Colon organoid formation and cryptogenesis are stimulated by growth factors secreted from myofibroblasts
Fig 6
The cYH2CM does not stimulate canonical Wnt and Notch signaling pathways.
The ability of the YH2CM to stimulate the Wnt or Notch signaling pathway was tested in cell lines by its ability to stabilize the β-catenin protein (for Wnt pathway) or Notch Intra-Cellular Domain protein (NICD, for Notch pathway). (A) L-cells were incubated with partially purified Wnt3a (0.2% and 0.5% v/v) or cYH2CM (10% and 50% v/v) for 4 hours before Western blotting for β-catenin and β-tubulin.

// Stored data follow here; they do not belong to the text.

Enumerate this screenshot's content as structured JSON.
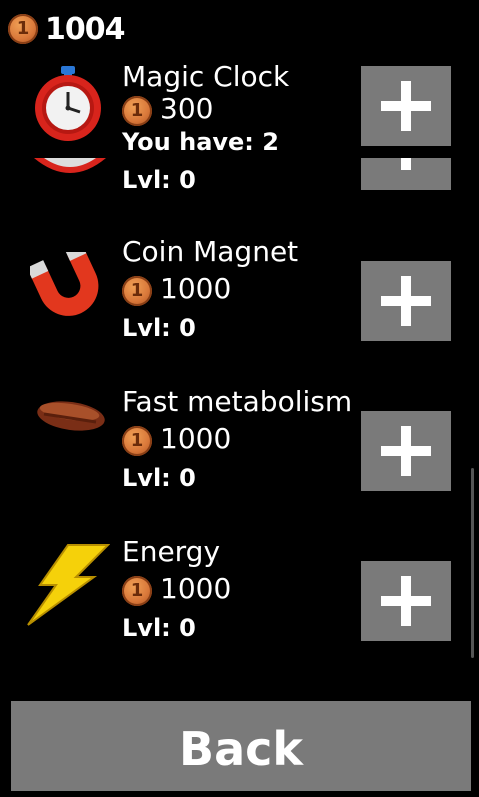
{
  "header": {
    "balance": "1004",
    "coin_label": "1"
  },
  "items": [
    {
      "name": "Magic Clock",
      "price": "300",
      "owned": "You have: 2",
      "level": "Lvl: 0",
      "icon": "stopwatch-icon"
    },
    {
      "name": "",
      "price": "",
      "owned": "",
      "level": "Lvl: 0",
      "icon": "stopwatch-icon"
    },
    {
      "name": "Coin Magnet",
      "price": "1000",
      "level": "Lvl: 0",
      "icon": "magnet-icon"
    },
    {
      "name": "Fast metabolism",
      "price": "1000",
      "level": "Lvl: 0",
      "icon": "sausage-icon"
    },
    {
      "name": "Energy",
      "price": "1000",
      "level": "Lvl: 0",
      "icon": "lightning-icon"
    }
  ],
  "buttons": {
    "add": "+",
    "back": "Back"
  },
  "colors": {
    "button_gray": "#7a7a7a",
    "coin": "#d9783a",
    "background": "#000000",
    "lightning": "#f5d10a"
  }
}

The normalized β-catenin intensities were plotted indicating that cYH2CM does not stabilize β-catenin. (B) Western blot detecting β-catenin using mouse anti-human/mouse β-catenin monoclonal antibody (Clone 14/ β-catenin, BD Transduction Laboratories #610153) to probe the L-cell cell lysate. (C) HCT116 cells were incubated either with 50% (v/v) of DMEM (control) or cYH2CM for 1h, 3h and 72h. For EDTA treatment, the cells were incubated with EDTA/PBS (10 mM) for 15 min. Western blotting for NICD and β-tubulin was conducted on the cell lysate with the normalized NICD intensities plotted. cYH2CM does not stimulate NICD protein in β-catenin. (D) Western blot detecting NICD using rabbit anti-mouse cleaved Notch 1 monoclonal antibody (Clone D3B8, Cell Signaling #4147) to probe the HCT116 cell lysate. Error bars: SEM, n = 3, 2-way ANOVA Tukey’s test.